High expectations are being built around the forthcoming 21st Conference of the Parties (COP-21) to the UN Framework Convention on Climate Change (UNFCCC), which will convene in Paris at the end of the year. People around the world are looking for a global compact to address the intensifying challenge of climate change, whose impacts are likely to create a planetary emergency in coming years. Several reasons have been cited for optimism. These include mitigation commitments announced by the two largest emitters, China and the US, with US President Barack Obama announcing a more ambitious emission reduction target just last week as part of his Clean Power Plan. There is a steady upward trend in the use of renewable and clean sources of energy in major economies, including India.
[…] From the INDCs submitted so far, and those anticipated in the next couple of months, it is certain that the aggregate of these pledges will not be sufficient to keep global temperature rise below 2 degrees centigrade, which is the stated objective of the negotiations. There are varying estimates but experts observe that, based on current and anticipated trends, we are on track for a 3-4 degree centigrade temperature rise towards the second half of this century.
This may lead to irreversible and catastrophic consequences for the planet’s life-sustaining systems. The “pledge and review” mechanism goes against the original intent and purpose of the UNFCCC concluded in 1992. The global consensus at that time was that science should determine the nature of the threat posed and the scale of international effort required to address it. That effort would be delivered through multilateral negotiations under the UNFCCC, based on the principle of equity, with parties assuming commitments in accordance with their common but differentiated responsibilities. The industrialised countries assumed commitments to reduce their greenhouse gas (GHG) emissions in absolute terms. Developing countries were to be enabled to undertake climate change action through the provision of finance and technology from the developed world. Further, the achievement of emissions reduction targets by developed countries was subject to strict international compliance with penalties for shortfalls. This legal regime has now been overturned, with negotiated targets being replaced by voluntary contributions by all countries with no compliance procedure. Developing countries, including India, resisted this during the course of the negotiations, but eventually acquiesced in the “pledge and review” format favoured by the US and other developed countries.

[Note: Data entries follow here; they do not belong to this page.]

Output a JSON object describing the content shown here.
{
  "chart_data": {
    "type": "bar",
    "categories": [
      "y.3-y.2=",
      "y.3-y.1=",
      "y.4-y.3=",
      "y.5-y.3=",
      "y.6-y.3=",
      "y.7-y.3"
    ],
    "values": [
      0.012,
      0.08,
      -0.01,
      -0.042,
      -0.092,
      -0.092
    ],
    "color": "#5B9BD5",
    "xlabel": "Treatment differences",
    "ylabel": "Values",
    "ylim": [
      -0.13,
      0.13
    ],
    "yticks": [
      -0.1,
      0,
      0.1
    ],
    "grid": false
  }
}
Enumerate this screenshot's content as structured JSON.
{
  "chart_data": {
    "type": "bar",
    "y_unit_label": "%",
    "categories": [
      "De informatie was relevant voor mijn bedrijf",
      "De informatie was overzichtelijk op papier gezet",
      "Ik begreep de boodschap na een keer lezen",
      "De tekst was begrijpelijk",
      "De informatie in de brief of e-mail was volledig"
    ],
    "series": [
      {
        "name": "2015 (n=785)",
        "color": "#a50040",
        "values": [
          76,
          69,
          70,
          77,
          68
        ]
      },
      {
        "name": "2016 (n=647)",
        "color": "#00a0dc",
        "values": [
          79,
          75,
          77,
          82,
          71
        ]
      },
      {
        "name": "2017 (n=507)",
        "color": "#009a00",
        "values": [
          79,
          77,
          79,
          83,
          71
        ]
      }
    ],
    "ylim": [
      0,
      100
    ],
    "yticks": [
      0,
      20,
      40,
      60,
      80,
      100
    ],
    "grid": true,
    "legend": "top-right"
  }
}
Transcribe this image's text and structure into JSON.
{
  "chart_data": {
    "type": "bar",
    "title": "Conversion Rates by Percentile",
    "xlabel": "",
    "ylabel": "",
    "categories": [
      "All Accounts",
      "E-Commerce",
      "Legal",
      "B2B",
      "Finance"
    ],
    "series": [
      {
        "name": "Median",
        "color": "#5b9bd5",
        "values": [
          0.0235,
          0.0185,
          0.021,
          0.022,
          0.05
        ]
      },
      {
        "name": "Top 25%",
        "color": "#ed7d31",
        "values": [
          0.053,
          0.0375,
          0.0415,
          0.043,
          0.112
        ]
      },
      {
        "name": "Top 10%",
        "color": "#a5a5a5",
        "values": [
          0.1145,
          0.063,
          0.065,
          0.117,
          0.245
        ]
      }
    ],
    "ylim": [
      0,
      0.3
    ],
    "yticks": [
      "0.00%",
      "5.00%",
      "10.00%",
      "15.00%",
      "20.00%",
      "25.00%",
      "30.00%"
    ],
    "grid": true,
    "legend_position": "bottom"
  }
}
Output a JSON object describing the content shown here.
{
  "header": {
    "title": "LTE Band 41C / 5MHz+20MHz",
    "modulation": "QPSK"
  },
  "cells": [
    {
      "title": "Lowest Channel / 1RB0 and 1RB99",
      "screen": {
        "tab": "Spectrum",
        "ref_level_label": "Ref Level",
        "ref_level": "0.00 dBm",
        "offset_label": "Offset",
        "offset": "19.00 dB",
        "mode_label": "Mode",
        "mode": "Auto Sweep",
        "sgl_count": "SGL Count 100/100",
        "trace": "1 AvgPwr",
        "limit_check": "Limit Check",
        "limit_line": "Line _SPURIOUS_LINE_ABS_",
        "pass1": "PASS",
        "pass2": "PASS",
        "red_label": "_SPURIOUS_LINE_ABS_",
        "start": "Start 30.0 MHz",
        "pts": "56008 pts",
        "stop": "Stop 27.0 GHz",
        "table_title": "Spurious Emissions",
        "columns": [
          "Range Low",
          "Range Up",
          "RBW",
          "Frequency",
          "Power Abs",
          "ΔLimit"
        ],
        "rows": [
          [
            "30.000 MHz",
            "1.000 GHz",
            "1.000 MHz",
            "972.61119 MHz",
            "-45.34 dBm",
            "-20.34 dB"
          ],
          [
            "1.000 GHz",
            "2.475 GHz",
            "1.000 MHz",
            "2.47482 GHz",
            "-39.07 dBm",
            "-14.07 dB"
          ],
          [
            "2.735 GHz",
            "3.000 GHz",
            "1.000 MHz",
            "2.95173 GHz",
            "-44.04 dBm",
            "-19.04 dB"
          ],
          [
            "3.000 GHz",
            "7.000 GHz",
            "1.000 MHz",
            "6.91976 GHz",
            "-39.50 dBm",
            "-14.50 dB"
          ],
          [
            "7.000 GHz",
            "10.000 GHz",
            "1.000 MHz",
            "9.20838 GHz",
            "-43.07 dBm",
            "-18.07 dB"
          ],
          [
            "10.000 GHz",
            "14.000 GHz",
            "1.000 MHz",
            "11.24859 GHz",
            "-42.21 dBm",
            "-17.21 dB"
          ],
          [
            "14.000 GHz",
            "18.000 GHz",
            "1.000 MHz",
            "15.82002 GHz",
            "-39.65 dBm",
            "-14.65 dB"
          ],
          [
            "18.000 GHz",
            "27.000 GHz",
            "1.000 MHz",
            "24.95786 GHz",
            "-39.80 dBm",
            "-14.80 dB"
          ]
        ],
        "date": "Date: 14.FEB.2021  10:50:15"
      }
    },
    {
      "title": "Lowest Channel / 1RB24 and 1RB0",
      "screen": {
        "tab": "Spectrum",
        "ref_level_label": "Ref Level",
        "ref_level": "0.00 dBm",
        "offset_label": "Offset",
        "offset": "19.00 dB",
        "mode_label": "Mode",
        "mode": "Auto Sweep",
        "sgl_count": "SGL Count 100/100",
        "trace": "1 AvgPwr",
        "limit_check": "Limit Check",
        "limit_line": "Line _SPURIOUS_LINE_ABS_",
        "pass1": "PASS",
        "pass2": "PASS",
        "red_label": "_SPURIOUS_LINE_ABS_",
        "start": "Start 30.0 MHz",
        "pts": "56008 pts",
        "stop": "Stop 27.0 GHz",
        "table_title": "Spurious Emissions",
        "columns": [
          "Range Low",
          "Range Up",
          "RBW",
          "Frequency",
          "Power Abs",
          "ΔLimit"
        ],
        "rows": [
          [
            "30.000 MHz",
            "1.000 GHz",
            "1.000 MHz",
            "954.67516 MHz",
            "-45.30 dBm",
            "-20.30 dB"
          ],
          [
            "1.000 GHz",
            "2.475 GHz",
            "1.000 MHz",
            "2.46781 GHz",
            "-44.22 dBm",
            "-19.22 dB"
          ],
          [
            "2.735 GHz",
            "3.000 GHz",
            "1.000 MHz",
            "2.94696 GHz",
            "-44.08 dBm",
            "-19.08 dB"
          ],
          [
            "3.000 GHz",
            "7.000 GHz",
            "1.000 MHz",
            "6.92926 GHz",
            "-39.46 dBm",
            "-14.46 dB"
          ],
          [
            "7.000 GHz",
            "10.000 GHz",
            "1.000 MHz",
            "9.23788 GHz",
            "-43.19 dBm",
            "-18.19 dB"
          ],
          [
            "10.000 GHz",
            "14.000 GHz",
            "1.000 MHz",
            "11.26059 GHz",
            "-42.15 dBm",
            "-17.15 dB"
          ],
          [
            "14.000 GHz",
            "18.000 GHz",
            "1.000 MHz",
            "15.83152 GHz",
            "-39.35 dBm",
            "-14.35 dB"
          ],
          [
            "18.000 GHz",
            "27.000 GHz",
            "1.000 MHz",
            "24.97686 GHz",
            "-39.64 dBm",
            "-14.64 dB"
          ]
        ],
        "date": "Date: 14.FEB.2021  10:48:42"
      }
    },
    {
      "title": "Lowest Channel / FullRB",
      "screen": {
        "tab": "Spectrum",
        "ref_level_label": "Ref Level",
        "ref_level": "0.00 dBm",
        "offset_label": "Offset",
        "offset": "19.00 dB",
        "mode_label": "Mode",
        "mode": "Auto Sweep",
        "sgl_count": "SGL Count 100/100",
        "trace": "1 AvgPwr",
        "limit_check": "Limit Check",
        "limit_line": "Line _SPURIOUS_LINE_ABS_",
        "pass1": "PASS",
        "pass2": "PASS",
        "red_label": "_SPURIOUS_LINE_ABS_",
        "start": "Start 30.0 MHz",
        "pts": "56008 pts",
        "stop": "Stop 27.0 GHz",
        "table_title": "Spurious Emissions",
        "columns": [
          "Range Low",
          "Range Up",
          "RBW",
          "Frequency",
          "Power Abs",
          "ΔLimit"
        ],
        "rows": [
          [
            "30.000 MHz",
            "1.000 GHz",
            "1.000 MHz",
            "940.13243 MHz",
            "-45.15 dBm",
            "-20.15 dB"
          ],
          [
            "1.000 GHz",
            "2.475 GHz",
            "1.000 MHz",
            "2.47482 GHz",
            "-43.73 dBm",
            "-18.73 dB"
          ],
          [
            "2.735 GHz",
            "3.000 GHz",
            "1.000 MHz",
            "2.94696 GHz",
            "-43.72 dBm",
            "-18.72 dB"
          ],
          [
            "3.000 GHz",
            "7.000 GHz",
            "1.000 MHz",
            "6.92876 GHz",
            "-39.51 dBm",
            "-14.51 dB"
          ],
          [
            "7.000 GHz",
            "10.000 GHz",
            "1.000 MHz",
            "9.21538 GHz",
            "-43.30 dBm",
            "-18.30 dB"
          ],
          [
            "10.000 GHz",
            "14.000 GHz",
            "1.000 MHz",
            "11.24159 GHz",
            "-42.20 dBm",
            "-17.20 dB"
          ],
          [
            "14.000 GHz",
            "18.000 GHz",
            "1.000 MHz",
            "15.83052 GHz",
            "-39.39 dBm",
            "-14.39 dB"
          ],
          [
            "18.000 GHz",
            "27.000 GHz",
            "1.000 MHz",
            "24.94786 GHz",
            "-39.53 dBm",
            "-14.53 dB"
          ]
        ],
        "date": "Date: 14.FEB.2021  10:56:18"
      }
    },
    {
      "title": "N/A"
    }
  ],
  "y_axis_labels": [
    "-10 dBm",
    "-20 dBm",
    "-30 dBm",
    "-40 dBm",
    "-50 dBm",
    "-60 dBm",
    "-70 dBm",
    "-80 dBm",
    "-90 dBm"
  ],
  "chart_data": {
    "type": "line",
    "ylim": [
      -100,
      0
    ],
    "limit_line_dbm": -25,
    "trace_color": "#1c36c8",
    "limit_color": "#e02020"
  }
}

This is the reason why an outcome, albeit a weak one, is virtually assured in Paris. In the China-US understanding on their respective climate change commitments, China agreed to peak its GHG emissions by 2030. The US, in its original submission, agreed to reduce its emissions by 26-28 per cent in 2025 over 2005. In the latest announcement by Obama, the target has been revised marginally upward to 32 per cent reduction by 2030. If these targets are examined in the light of current emissions trajectories of the two countries, both may converge around 14 tonnes per capita of GHG emissions by 2030. These are extraordinarily high figures for the two largest emitters in the world and can in no way be described as ambitious. India’s per capita emissions are about 1.7 tonnes per capita currently and even the most elevated trajectories do not predict an increase beyond 7-8 tonnes per capita by 2030. It is difficult to understand why India is being asked to “step up to the plate” in the light of the US-China understanding.
The latest International Energy Agency (IEA) report states: “Our estimates do not show a clear diminishing trend in the share of investment going to fossil fuels since 2000 despite a quadrupling of the volume of investment going into non-fossil energy supply — including all renewable technologies, nuclear and biofuels.” Between the years 2014-35, out of a total projected investment in energy of $48 trillion, about $23 trillion will be devoted to fossil fuels and only $6 trillion to renewables and $1 trillion to nuclear. The conclusion is inescapable. The world is far from transitioning to a low-carbon growth path. The investment shift we are looking for can only come about if the prices of carbon-based fuels are high enough to encourage businesses to shift to renewables.
Currently, oil and gas prices are falling and renewables are becoming less competitive. Investment in renewables, having touched a respectable figure of $310 billion in 2011, declined sharply to $250 billion in 2014. Investment in fossil fuels continues at $750-800 billion per year for the past few years. As these investments are typically undertaken in a 30-40-year timeframe, it is unlikely that we will see significant change in energy infrastructure even by mid-century. For India, the dilemma lies in safeguarding its development prospects without having to accept, prematurely, any constraint on its energy choices. Yet, if a weak climate regime emerges at Paris, India will be one of the worst affected. In a longer-term perspective, India’s energy security will be better served by a graduated shift from fossil fuels to renewables, such as solar energy and clean energy like nuclear energy. India is dependent for 80 per cent of its oil supplies on imports and its dependence on imports of even coal and gas is rising relentlessly. This is no energy security.